Homilette for Wednesday, July 23, 2008

Wednesday of the Sixteenth Week in Ordinary Time

(Jeremiah 1: 1;4-10)

No personage of the Old Testament reveals more of himself than the prophet Jeremiah. In the reading today we hear how he reluctantly answers the call to speak in God’s name. In the famous autobiographical passages of the Book of Jeremiah he will lament this vocation because it costs him peace of mind. God tells him, for example, that he cannot marry as a sign of the barrenness that the sins of the people have wrought. However, Jeremiah admits that he cannot do otherwise than speak on behalf of the Lord because God’s name burns within his heart.

Like all the prophets Jeremiah’s role is not primarily to predict the future. Rather, for the most part he is points out how the people swerve from the path of righteousness. Their wandering always leads them to idols, be they craven images or illusory values like excessive consumption of material goods. In our time prophets like Mother Teresa have spoken out regarding radical individualism that leads people from solidarity with the suffering to lives of lustful sterility.

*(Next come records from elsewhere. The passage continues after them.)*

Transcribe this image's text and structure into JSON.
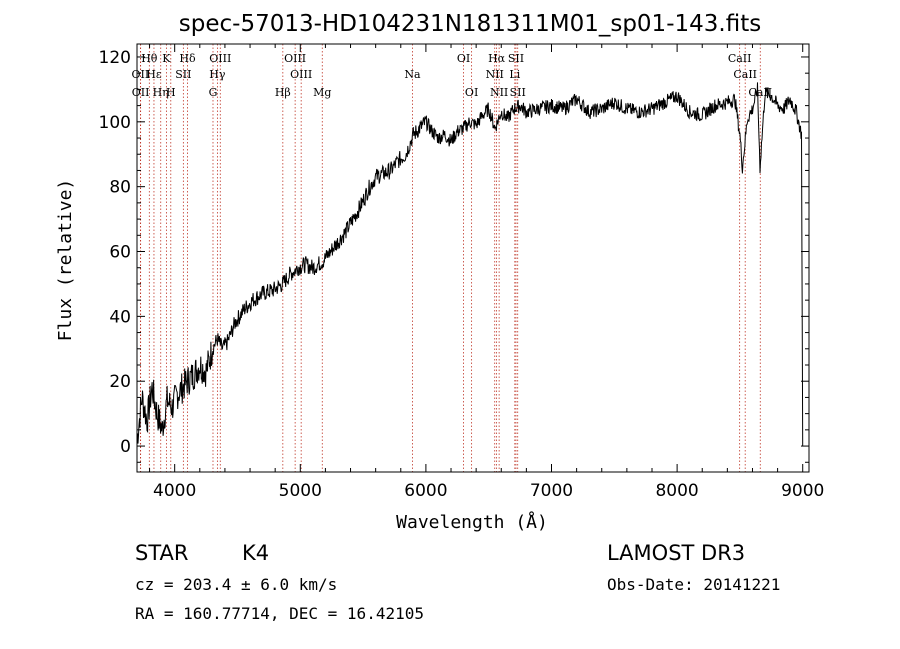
{
  "chart_data": {
    "type": "line",
    "title": "spec-57013-HD104231N181311M01_sp01-143.fits",
    "xlabel": "Wavelength (Å)",
    "ylabel": "Flux (relative)",
    "xlim": [
      3700,
      9050
    ],
    "ylim": [
      -8,
      124
    ],
    "xticks": [
      4000,
      5000,
      6000,
      7000,
      8000,
      9000
    ],
    "yticks": [
      0,
      20,
      40,
      60,
      80,
      100,
      120
    ],
    "series": [
      {
        "name": "spectrum",
        "x": [
          3700,
          3740,
          3780,
          3820,
          3860,
          3900,
          3940,
          3980,
          4020,
          4060,
          4100,
          4150,
          4200,
          4250,
          4300,
          4340,
          4380,
          4420,
          4480,
          4550,
          4620,
          4700,
          4780,
          4860,
          4920,
          4980,
          5040,
          5100,
          5180,
          5240,
          5300,
          5360,
          5420,
          5480,
          5540,
          5600,
          5660,
          5720,
          5780,
          5840,
          5900,
          5950,
          6000,
          6050,
          6100,
          6150,
          6200,
          6250,
          6300,
          6350,
          6400,
          6450,
          6500,
          6550,
          6600,
          6650,
          6700,
          6750,
          6800,
          6900,
          7000,
          7100,
          7200,
          7300,
          7400,
          7500,
          7600,
          7700,
          7800,
          7900,
          8000,
          8100,
          8200,
          8300,
          8400,
          8460,
          8500,
          8520,
          8560,
          8600,
          8640,
          8660,
          8700,
          8750,
          8800,
          8850,
          8900,
          8950,
          8990,
          9000
        ],
        "y": [
          2,
          15,
          8,
          18,
          10,
          5,
          14,
          12,
          16,
          18,
          20,
          22,
          25,
          23,
          30,
          33,
          30,
          32,
          38,
          42,
          45,
          47,
          48,
          50,
          53,
          55,
          56,
          55,
          57,
          60,
          63,
          66,
          70,
          74,
          79,
          83,
          84,
          85,
          88,
          90,
          96,
          98,
          100,
          97,
          95,
          96,
          94,
          97,
          98,
          100,
          99,
          102,
          104,
          98,
          103,
          101,
          104,
          105,
          103,
          104,
          105,
          104,
          107,
          103,
          104,
          106,
          104,
          103,
          104,
          106,
          108,
          103,
          102,
          105,
          106,
          107,
          96,
          86,
          101,
          104,
          110,
          86,
          109,
          108,
          105,
          104,
          107,
          103,
          96,
          0
        ]
      }
    ],
    "spectral_lines": [
      {
        "label": "Hθ",
        "wavelength": 3798,
        "row": 1
      },
      {
        "label": "K",
        "wavelength": 3934,
        "row": 1
      },
      {
        "label": "Hδ",
        "wavelength": 4102,
        "row": 1
      },
      {
        "label": "OIII",
        "wavelength": 4363,
        "row": 1
      },
      {
        "label": "OIII",
        "wavelength": 4959,
        "row": 1
      },
      {
        "label": "OI",
        "wavelength": 6300,
        "row": 1
      },
      {
        "label": "Hα",
        "wavelength": 6563,
        "row": 1
      },
      {
        "label": "SII",
        "wavelength": 6717,
        "row": 1
      },
      {
        "label": "CaII",
        "wavelength": 8498,
        "row": 1
      },
      {
        "label": "OII",
        "wavelength": 3727,
        "row": 2
      },
      {
        "label": "Hε",
        "wavelength": 3835,
        "row": 2
      },
      {
        "label": "SII",
        "wavelength": 4069,
        "row": 2
      },
      {
        "label": "Hγ",
        "wavelength": 4340,
        "row": 2
      },
      {
        "label": "OIII",
        "wavelength": 5007,
        "row": 2
      },
      {
        "label": "Na",
        "wavelength": 5893,
        "row": 2
      },
      {
        "label": "NII",
        "wavelength": 6548,
        "row": 2
      },
      {
        "label": "Li",
        "wavelength": 6708,
        "row": 2
      },
      {
        "label": "CaII",
        "wavelength": 8542,
        "row": 2
      },
      {
        "label": "OII",
        "wavelength": 3729,
        "row": 3
      },
      {
        "label": "Hη",
        "wavelength": 3889,
        "row": 3
      },
      {
        "label": "H",
        "wavelength": 3969,
        "row": 3
      },
      {
        "label": "G",
        "wavelength": 4305,
        "row": 3
      },
      {
        "label": "Hβ",
        "wavelength": 4861,
        "row": 3
      },
      {
        "label": "Mg",
        "wavelength": 5175,
        "row": 3
      },
      {
        "label": "OI",
        "wavelength": 6364,
        "row": 3
      },
      {
        "label": "NII",
        "wavelength": 6583,
        "row": 3
      },
      {
        "label": "SII",
        "wavelength": 6731,
        "row": 3
      },
      {
        "label": "CaII",
        "wavelength": 8662,
        "row": 3
      }
    ]
  },
  "info": {
    "object_class": "STAR",
    "subclass": "K4",
    "survey": "LAMOST DR3",
    "cz": "cz = 203.4 ± 6.0 km/s",
    "obs_date": "Obs-Date: 20141221",
    "coords": "RA = 160.77714, DEC =  16.42105"
  },
  "colors": {
    "spectrum": "#000000",
    "line_marker": "#c0392b",
    "axes": "#000000"
  }
}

Although prophets are famous for indicating the impending wrath of God, they also convey God’s tender love. In a passage of Jeremiah that has been called “the Gospel before the Gospel” the prophet predicts a new covenant which will be written not in stone but on the hearts of the people so that it may be readily obeyed. He says that when this happens, the Lord will be the only God of the people and they will truly be His people. Of course, we see this prophesy fulfilled in Jesus Christ. As Paul tells the Romans, Christ’s death has led to “the love of God (being) been poured into our hearts though the holy Spirit.”